The objectives of the process are to:

Assure the Project Board that all products in the current Stage Plan have been completed as defined.

Provide the information needed for the Project Board to assess the continuing viability of the project.

If a phased handover of products occurred during the stage, confirm that user, operational and
maintenance acceptance has occurred and follow-on actions/ recommendations for these products
are in place.

In the normal course of events four activities will be completed leading to the main outputs which are
an End-Stage Report, a Stage Plan for the next stage, updated Project Initiation Documentation and
Benefits Review Plan and a Request to approve next Stage Plan.

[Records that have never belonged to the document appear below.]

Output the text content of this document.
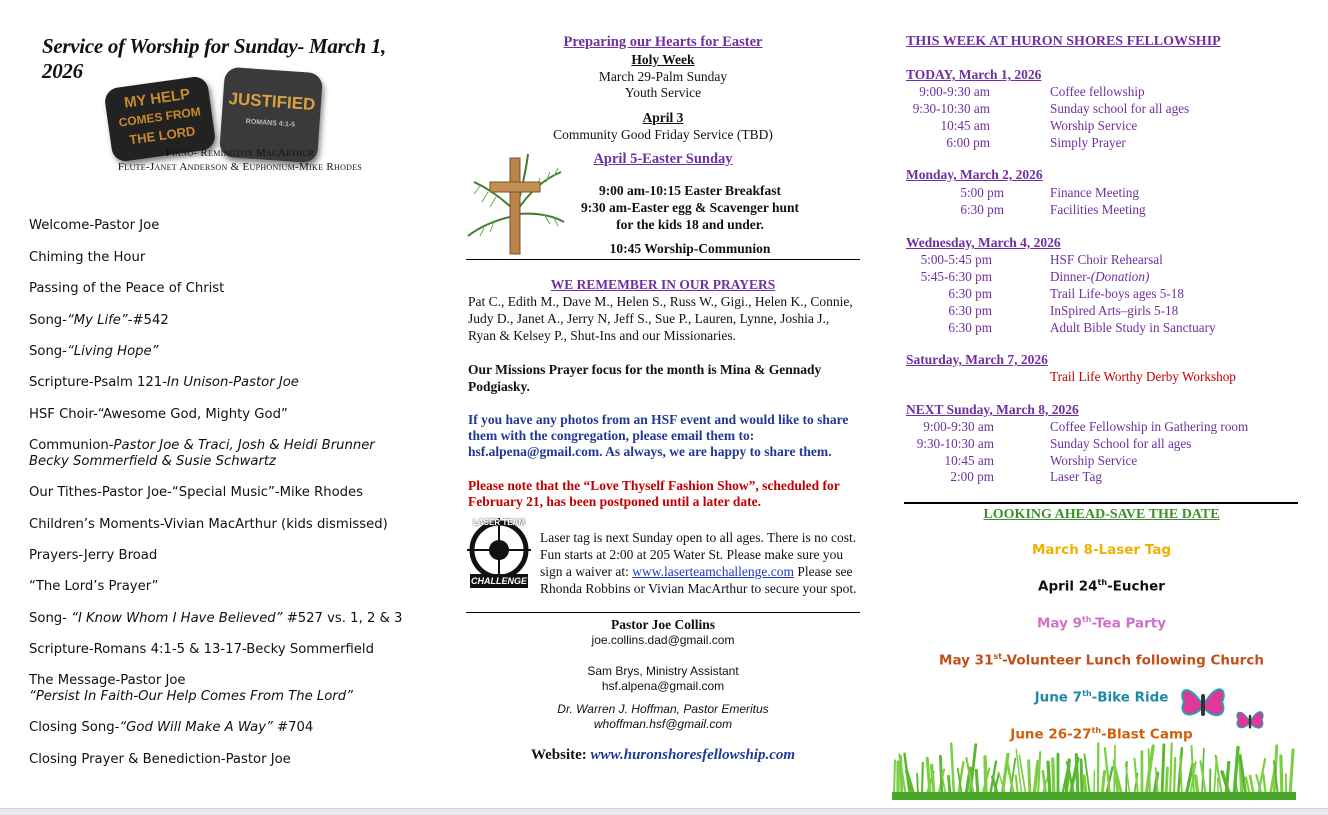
Service of Worship for Sunday- March 1, 2026
MY HELP
COMES FROM
THE LORD
JUSTIFIED
ROMANS 4:1-5
Piano- Remington MacArthur
Flute-Janet Anderson & Euphonium-Mike Rhodes
Welcome-Pastor Joe
Chiming the Hour
Passing of the Peace of Christ
Song-“My Life”-#542
Song-“Living Hope”
Scripture-Psalm 121-In Unison-Pastor Joe
HSF Choir-“Awesome God, Mighty God”
Communion-Pastor Joe & Traci, Josh & Heidi Brunner
Becky Sommerfield & Susie Schwartz
Our Tithes-Pastor Joe-“Special Music”-Mike Rhodes
Children’s Moments-Vivian MacArthur (kids dismissed)
Prayers-Jerry Broad
“The Lord’s Prayer”
Song- “I Know Whom I Have Believed” #527 vs. 1, 2 & 3
Scripture-Romans 4:1-5 & 13-17-Becky Sommerfield
The Message-Pastor Joe
“Persist In Faith-Our Help Comes From The Lord”
Closing Song-“God Will Make A Way” #704
Closing Prayer & Benediction-Pastor Joe
Preparing our Hearts for Easter
Holy Week
March 29-Palm Sunday
Youth Service
April 3
Community Good Friday Service (TBD)
April 5-Easter Sunday
9:00 am-10:15 Easter Breakfast
9:30 am-Easter egg & Scavenger hunt
for the kids 18 and under.
10:45 Worship-Communion
WE REMEMBER IN OUR PRAYERS
Pat C., Edith M., Dave M., Helen S., Russ W., Gigi., Helen K., Connie, Judy D., Janet A., Jerry N, Jeff S., Sue P., Lauren, Lynne, Joshia J., Ryan & Kelsey P., Shut-Ins and our Missionaries.
Our Missions Prayer focus for the month is Mina & Gennady Podgiasky.
If you have any photos from an HSF event and would like to share them with the congregation, please email them to: hsf.alpena@gmail.com. As always, we are happy to share them.
Please note that the “Love Thyself Fashion Show”, scheduled for February 21, has been postponed until a later date.
LASER TEAM
CHALLENGE
Laser tag is next Sunday open to all ages. There is no cost. Fun starts at 2:00 at 205 Water St. Please make sure you sign a waiver at: www.laserteamchallenge.com Please see Rhonda Robbins or Vivian MacArthur to secure your spot.
Pastor Joe Collins
joe.collins.dad@gmail.com
Sam Brys, Ministry Assistant
hsf.alpena@gmail.com
Dr. Warren J. Hoffman, Pastor Emeritus
whoffman.hsf@gmail.com
Website: www.huronshoresfellowship.com
THIS WEEK AT HURON SHORES FELLOWSHIP
TODAY, March 1, 2026
9:00-9:30 am	Coffee fellowship
9:30-10:30 am	Sunday school for all ages
10:45 am	Worship Service
6:00 pm	Simply Prayer
Monday, March 2, 2026
5:00 pm	Finance Meeting
6:30 pm	Facilities Meeting
Wednesday, March 4, 2026
5:00-5:45 pm	HSF Choir Rehearsal
5:45-6:30 pm	Dinner-(Donation)
6:30 pm	Trail Life-boys ages 5-18
6:30 pm	InSpired Arts–girls 5-18
6:30 pm	Adult Bible Study in Sanctuary
Saturday, March 7, 2026
Trail Life Worthy Derby Workshop
NEXT Sunday, March 8, 2026
9:00-9:30 am	Coffee Fellowship in Gathering room
9:30-10:30 am	Sunday School for all ages
10:45 am	Worship Service
2:00 pm	Laser Tag
LOOKING AHEAD-SAVE THE DATE
March 8-Laser Tag
April 24th-Eucher
May 9th-Tea Party
May 31st-Volunteer Lunch following Church
June 7th-Bike Ride
June 26-27th-Blast Camp
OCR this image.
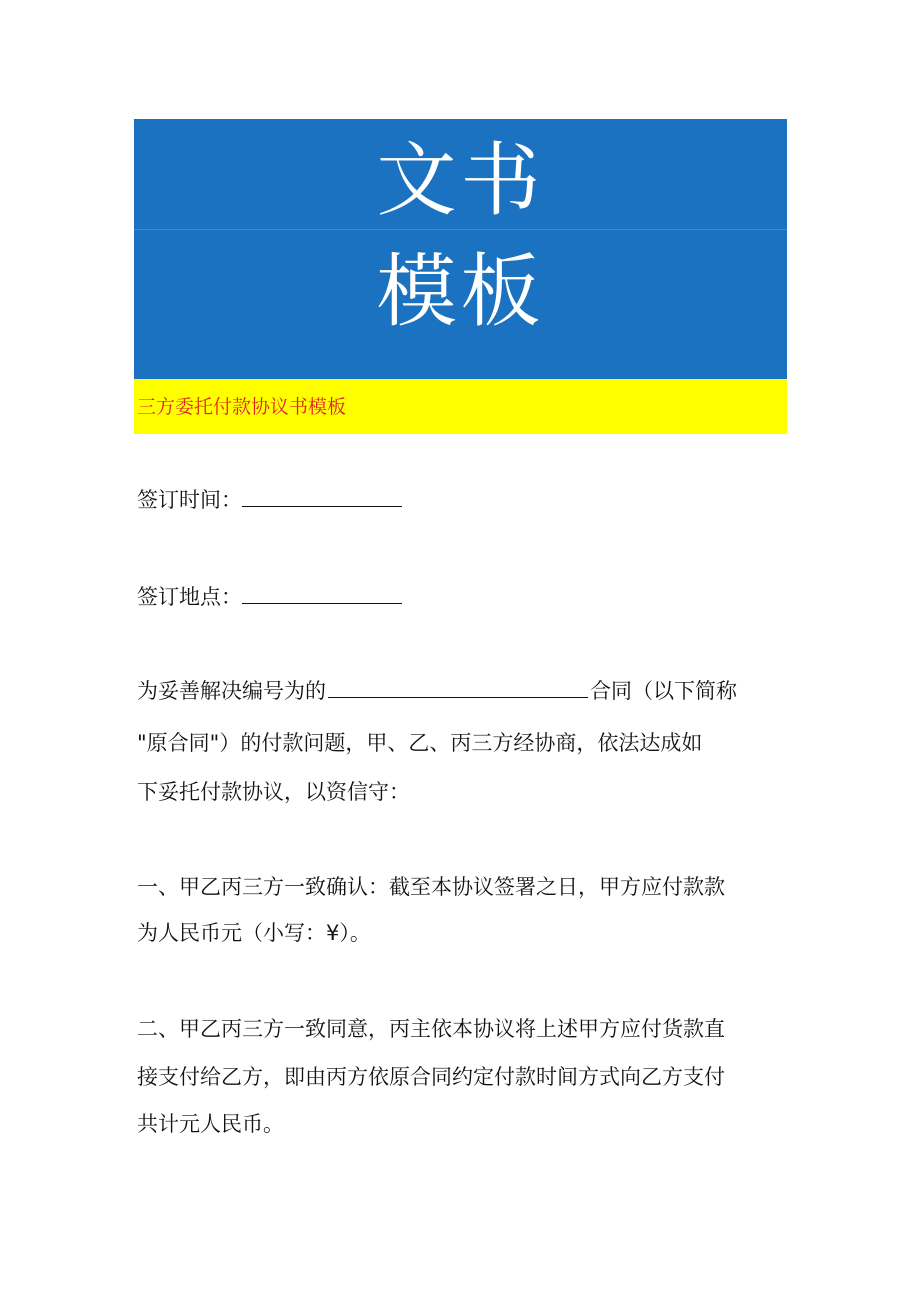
文书
模板
三方委托付款协议书模板
签订时间：
签订地点：
为妥善解决编号为的	合同（以下简称
"原合同"）的付款问题，甲、乙、丙三方经协商，依法达成如
下妥托付款协议，以资信守：
一、甲乙丙三方一致确认：截至本协议签署之日，甲方应付款款
为人民币元（小写：¥）。
二、甲乙丙三方一致同意，丙主依本协议将上述甲方应付货款直
接支付给乙方，即由丙方依原合同约定付款时间方式向乙方支付
共计元人民币。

In the event that a stage or project is in exception then it is likely that the Project Board will ask for an
Exception Plan to be produced. This will be in response to the Exception Report and will be triggered
by an Exception Plan request.

The Project Manager will produce an Exception Plan’ and update the Project Initiation Documentation
as appropriate.

The outputs of ‘Managing Stage Boundaries’ feed into the ‘Directing a Project’ process, in particular
‘Authorize a Stage or Exception Plan’.

The project Board will approve the next stage or Exception Plan and from now until the end of the
stage the management of the project will involve cycling through the ‘Controlling a Stage’ and
‘Managing Product Delivery’ processes as work packages are authorized and work is undertaken by
the Team Managers and their teams.

As the work in the final stage of production nears completion a trigger called ’Project End
Approaching‘ is issued from ‘Controlling a Stage’ and the ‘Closing a Project’ process will begin.

Closing a Project
The products are handed to the customer and the operational support team. The benefits review plan
is checked to make sure it contains sufficient detail to enable the benefits to be measured and realized
after the project is closed.

Lessons will be examined and a Lessons Report will be included in the End Project Report. Any
outstanding work will be included in the End Project Report as a follow-on action recommendation.

The Project Initiation Documentation with the updated Business Case, the End Project Report and the
Benefits Review Plan will be sent to the Project Board along with a ‘Closure recommendation’.

The Project Board will confirm that the project can be closed and approve and issue the reports to
interested parties, finally issuing a ‘Closure notification’.

In the event of a premature close the Project Board will issue a trigger ’premature close’. The activities
within ‘Closing a Project’ are still undertaken with the exception that ’Prepare planned closure’ is
replace by the activity ‘Prepare premature closure’.